Here's another, also from Seattle.. I personally know a guy who was a fish broker there, who sold huge quantities of fresh fish each year from the commercial northwest fishing fleets. At some point, maybe 20 years ago or so, he found out that these fisherman literally shoveled large quantities of fish overboard every day, because their licenses only permitted them to sell one or two varieties of fish at a time. So if they were harvesting salmon, for example, they could not sell any other kind of fish that came up in their nets, so the rest was just garbage to them, and they dumped it at sea. Working with the various regulatory agencies and fishing companies he brokered a deal for all those edible but "illegal" fish to be donated free of charge to hunger relief organizations, and it amounted to over a million pounds of food annually.

That's a heckuva a lot of difference being made in just one geographic area.

And here's another Yellow Hat (benefits, values) thought of my own... when food producers can reduce the amount of food they lose to roy, they can reduce the amount of food they have to grow in order to bring the same amount to market, and that reduces the amount of land that needs to be cultivated, and the amount of fertilizer that has to be bought, and the amount of work needing to be expended, and that just naturally improves the standard of living of the farmer. This has been shown over and over around the world, that improving the marketable yield from a farmer's efforts improves their standard of living. For impoverished subsistence farmers, that can be a life-altering experience, and boost the economy of the area.

OK, your turn... what good do you see possible coming from this invention?
 
Old 11-07-2014, 11:40 AM
 
7,280 posts, read 10,962,647 times
Reputation: 11491
It is clear that you've been provided with many comments by several people on the merits of the invention, you just don't like what everyone said and instead jumped to black hat, red had and yellow hat (you brought it up) or cat in the hat...whatever. It should also be clear that no one really wants to take up your challenge because no matter what anyone says (as in the post above) you aren't interested in comments unless they agree with yours.
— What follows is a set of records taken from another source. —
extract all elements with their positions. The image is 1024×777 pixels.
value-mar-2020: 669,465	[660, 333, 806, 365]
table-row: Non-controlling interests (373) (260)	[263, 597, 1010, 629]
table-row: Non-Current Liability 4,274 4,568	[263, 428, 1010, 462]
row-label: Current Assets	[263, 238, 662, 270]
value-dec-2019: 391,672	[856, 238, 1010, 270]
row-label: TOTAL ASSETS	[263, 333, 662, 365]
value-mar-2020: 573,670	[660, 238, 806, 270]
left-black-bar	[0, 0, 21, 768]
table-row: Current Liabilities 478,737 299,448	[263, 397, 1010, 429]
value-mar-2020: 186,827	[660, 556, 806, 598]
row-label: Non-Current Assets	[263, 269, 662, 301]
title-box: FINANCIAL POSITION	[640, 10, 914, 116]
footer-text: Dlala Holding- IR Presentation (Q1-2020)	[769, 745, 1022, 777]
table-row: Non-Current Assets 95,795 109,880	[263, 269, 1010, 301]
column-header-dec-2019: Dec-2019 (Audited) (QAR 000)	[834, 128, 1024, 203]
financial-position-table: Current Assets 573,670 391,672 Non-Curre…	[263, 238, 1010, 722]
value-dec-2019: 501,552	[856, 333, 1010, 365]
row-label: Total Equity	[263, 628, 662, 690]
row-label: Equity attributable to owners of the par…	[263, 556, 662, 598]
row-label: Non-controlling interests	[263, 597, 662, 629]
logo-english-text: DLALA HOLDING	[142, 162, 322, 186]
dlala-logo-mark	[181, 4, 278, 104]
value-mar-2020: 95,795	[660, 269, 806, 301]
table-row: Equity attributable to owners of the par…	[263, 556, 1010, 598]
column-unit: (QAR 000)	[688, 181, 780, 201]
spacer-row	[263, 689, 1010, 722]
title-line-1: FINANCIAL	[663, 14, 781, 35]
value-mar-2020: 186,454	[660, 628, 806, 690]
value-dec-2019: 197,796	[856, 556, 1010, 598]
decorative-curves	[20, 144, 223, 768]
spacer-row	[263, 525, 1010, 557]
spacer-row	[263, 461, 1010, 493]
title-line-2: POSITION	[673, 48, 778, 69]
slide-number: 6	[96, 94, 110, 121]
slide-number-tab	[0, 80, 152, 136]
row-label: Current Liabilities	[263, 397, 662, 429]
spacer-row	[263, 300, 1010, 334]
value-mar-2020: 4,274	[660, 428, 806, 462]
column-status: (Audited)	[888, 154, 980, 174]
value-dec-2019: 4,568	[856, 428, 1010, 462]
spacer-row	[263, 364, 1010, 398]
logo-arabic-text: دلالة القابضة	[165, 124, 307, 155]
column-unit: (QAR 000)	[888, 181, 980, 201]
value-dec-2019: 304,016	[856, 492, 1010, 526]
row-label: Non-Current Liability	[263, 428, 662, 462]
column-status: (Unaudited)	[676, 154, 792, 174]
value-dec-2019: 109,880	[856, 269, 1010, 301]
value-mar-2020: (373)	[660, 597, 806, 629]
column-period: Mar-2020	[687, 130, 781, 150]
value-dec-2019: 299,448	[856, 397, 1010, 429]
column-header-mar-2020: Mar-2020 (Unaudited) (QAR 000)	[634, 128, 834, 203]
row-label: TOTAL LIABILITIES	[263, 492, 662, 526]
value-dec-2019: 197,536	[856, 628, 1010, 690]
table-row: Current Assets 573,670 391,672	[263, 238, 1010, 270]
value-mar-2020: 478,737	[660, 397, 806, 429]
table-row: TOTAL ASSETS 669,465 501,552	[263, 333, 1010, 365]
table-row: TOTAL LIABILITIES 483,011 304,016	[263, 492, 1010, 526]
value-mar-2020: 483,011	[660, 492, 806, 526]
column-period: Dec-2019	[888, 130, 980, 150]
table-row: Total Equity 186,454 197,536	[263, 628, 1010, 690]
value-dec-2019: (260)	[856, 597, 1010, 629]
The proof is in all the comments to your OP, you just don't like it.
 
Old 11-07-2014, 09:27 PM
 
Location: Volcano
12,969 posts, read 28,462,187 times
Reputation: 10760
Quote:
Originally Posted by Mack Knife View Post
It is clear that you've been provided with many comments by several people on the merits of the invention, you just don't like what everyone said and instead jumped to black hat, red had and yellow hat (you brought it up) or cat in the hat...whatever. It should also be clear that no one really wants to take up your challenge because no matter what anyone says (as in the post above) you aren't interested in comments unless they agree with yours. The proof is in all the comments to your OP, you just don't like it.
None of the above is true. This hasn't been a random selection of people's thinking on the matter, and it isn't a selection of the people who are actually interested in Green Living... which is nominally the topic of the forum. Instead it has temporarily attracted a swarm of critics of Green Living, who just attack, attack, attack, which further discourages participation by supporters of. Green Living.

There is no question this is a valuable new discovery, because it allows more effective food productivity with less reseources. That is at the heart and soul of sustainability... learning to do more with less and wasting less.

Please stop trying to dominate the conversation with your negativity and ridicule. You create nothing, contribute nothing. I'm interested in hearing from people who actually have an interest in Green Living instead of just manufacturing conflict.